22

Herkes gerek iyilik gerek kötülük

kazancına göre karşılık görsün diye... Şöyle ki bu âlemin yaratılışının hikmeti, amellerin karşılığının görülmesidir. Çünkü kâfirlerin dediği gibi eğer amellerin karşılığı olmasaydı itaatkâr ile isyankâr bir olurdu. Şu halde ceza yani karşılık, itaatin ve isyanın sonucudur. Bunlar âlemin varlığına bağlıdırlar. Zira mükellefiyet ancak bu dünyada gerçekleştirilebilir.

Allah gökleri ve yeri hak ile yani hak sebebi ile ve hakkın ortaya çıkması için

yaratmıştır. Varlık bâtılı ortadan kaldırır.

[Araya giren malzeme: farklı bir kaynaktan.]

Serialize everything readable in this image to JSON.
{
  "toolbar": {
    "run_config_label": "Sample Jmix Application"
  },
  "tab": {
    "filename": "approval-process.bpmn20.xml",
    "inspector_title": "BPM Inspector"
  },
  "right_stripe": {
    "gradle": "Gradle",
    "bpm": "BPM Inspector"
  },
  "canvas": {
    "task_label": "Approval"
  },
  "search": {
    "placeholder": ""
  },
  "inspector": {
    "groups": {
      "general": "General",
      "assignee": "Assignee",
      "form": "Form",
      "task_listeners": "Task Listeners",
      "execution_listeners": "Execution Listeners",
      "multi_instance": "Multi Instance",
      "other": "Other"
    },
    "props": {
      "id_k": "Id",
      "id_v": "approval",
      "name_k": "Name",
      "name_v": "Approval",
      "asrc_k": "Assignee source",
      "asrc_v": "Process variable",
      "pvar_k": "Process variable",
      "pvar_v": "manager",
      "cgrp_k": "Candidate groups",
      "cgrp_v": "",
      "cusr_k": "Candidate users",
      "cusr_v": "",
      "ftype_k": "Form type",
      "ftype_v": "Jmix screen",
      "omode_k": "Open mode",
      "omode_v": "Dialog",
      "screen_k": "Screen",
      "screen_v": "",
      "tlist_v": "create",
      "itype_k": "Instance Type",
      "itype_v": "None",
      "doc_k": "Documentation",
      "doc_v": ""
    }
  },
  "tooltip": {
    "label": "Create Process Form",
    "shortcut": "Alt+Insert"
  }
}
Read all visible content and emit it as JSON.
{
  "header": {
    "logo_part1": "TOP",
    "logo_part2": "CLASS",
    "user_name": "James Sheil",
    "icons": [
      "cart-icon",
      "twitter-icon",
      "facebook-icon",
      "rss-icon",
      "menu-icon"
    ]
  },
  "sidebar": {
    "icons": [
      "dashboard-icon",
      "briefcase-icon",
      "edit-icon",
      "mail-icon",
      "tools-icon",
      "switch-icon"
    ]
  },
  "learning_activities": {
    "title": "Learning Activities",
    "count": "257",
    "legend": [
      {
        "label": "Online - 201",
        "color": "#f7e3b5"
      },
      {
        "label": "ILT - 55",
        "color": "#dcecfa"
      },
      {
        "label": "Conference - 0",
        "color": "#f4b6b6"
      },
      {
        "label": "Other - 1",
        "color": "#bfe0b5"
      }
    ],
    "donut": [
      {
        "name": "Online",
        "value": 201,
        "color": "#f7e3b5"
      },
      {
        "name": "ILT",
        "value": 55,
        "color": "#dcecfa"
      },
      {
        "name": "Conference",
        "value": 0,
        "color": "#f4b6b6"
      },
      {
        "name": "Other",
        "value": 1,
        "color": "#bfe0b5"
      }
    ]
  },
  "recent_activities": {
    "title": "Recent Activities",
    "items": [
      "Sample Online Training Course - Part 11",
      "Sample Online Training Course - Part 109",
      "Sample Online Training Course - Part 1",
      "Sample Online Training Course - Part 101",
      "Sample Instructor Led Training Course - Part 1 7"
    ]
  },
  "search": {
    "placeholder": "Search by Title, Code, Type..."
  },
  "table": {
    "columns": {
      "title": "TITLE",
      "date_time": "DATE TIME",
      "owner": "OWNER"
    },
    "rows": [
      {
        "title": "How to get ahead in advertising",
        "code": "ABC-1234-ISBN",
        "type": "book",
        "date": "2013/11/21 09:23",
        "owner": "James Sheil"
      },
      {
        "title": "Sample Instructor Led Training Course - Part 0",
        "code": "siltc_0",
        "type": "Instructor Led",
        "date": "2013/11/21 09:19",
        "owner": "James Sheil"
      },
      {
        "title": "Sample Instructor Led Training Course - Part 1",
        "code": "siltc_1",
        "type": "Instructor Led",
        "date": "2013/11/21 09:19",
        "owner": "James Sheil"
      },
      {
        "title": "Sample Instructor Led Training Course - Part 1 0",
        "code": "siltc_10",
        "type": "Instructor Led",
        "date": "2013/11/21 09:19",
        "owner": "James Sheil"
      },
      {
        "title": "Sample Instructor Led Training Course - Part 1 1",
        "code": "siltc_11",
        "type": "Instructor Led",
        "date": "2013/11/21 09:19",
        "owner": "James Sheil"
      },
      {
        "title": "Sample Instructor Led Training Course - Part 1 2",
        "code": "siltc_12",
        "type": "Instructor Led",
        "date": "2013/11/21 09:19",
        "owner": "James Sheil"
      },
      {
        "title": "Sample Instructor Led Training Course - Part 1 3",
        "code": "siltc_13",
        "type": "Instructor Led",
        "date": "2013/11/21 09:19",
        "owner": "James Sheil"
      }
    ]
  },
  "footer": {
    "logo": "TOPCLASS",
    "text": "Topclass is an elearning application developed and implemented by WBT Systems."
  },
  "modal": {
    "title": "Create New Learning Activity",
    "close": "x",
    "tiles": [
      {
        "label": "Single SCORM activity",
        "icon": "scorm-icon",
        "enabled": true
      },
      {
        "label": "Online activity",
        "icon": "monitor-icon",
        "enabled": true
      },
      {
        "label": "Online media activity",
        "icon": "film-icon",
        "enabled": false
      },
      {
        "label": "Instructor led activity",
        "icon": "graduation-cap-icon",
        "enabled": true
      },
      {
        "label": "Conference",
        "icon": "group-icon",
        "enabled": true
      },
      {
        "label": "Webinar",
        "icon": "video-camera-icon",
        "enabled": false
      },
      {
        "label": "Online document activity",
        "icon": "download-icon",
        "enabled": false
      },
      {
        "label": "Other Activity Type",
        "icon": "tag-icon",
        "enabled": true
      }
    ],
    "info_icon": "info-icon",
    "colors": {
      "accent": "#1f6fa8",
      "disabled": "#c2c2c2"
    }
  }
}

Onlara yani ”herkes" ifadesi ile işaret olunan o kimselere iyilik edenin sevabında eksiklik yapmak, kötülük edenin cezasını da daha fazla arttırmak suretiyle

zulmedilmez. Ehli sünnet nezdinde mevcut olan bir kurala göre bu zulüm olmadığı halde böyle bir şeye zulüm denmesi Yüce Allah'ın lütfunun genişliğinin zikredilen amellerden ne kadar münezzeh olduğunu beyan etmek, vurgulamak içindir. Bunun vurgulanması için Yüce Allah'ın fiili, kendisinden çıkması asla mümkün olmayan zulüm mesabesine indirilmiştir.

Bu âyeti kerime haber veriyor ki, amellerin mükâfatı verilirken kâfirle mü'minin eşit tutulması cehalet ve beyinsizliktir. Oysa Yüce Allah âlemi hak ile yani yerli yerinde yaratmıştır. Yoksa boşuna tedbirsizce yaratmamıştır. İşte bununla itaatkâr olan âsi olanlardan ayırt edilir. Şu halde herkese yaptığı amele göre zulüme kaçmadan, cehalet olmaksızın adalet hudutları dahilinde faziletle karşılığını vermek şarttır. Öyle ise insan, ameli sâlih işlemeye koyulmalıdır. Özellikle de tevhid ve Allah'ı zikre koşmalıdır. Çünkü insanların ve cinlerin yaratılmasından hedeflenen marifet, ancak bunlarla elde edilir.

Derler ki: ”Ebû Cehil Rasûlüllah (sallallahü aleyhi ve sellem)'ı sadece Abdulmuttalib'in ve Ebû Talib'in yetim torunu ve yeğeni olarak görmüştür. Eğer ona Allah'ın elçisi ve âlemlerin Rabbinin sevgilisi gözüyle baksaydı bunu anlayacak ve hemen ona iman edecekti."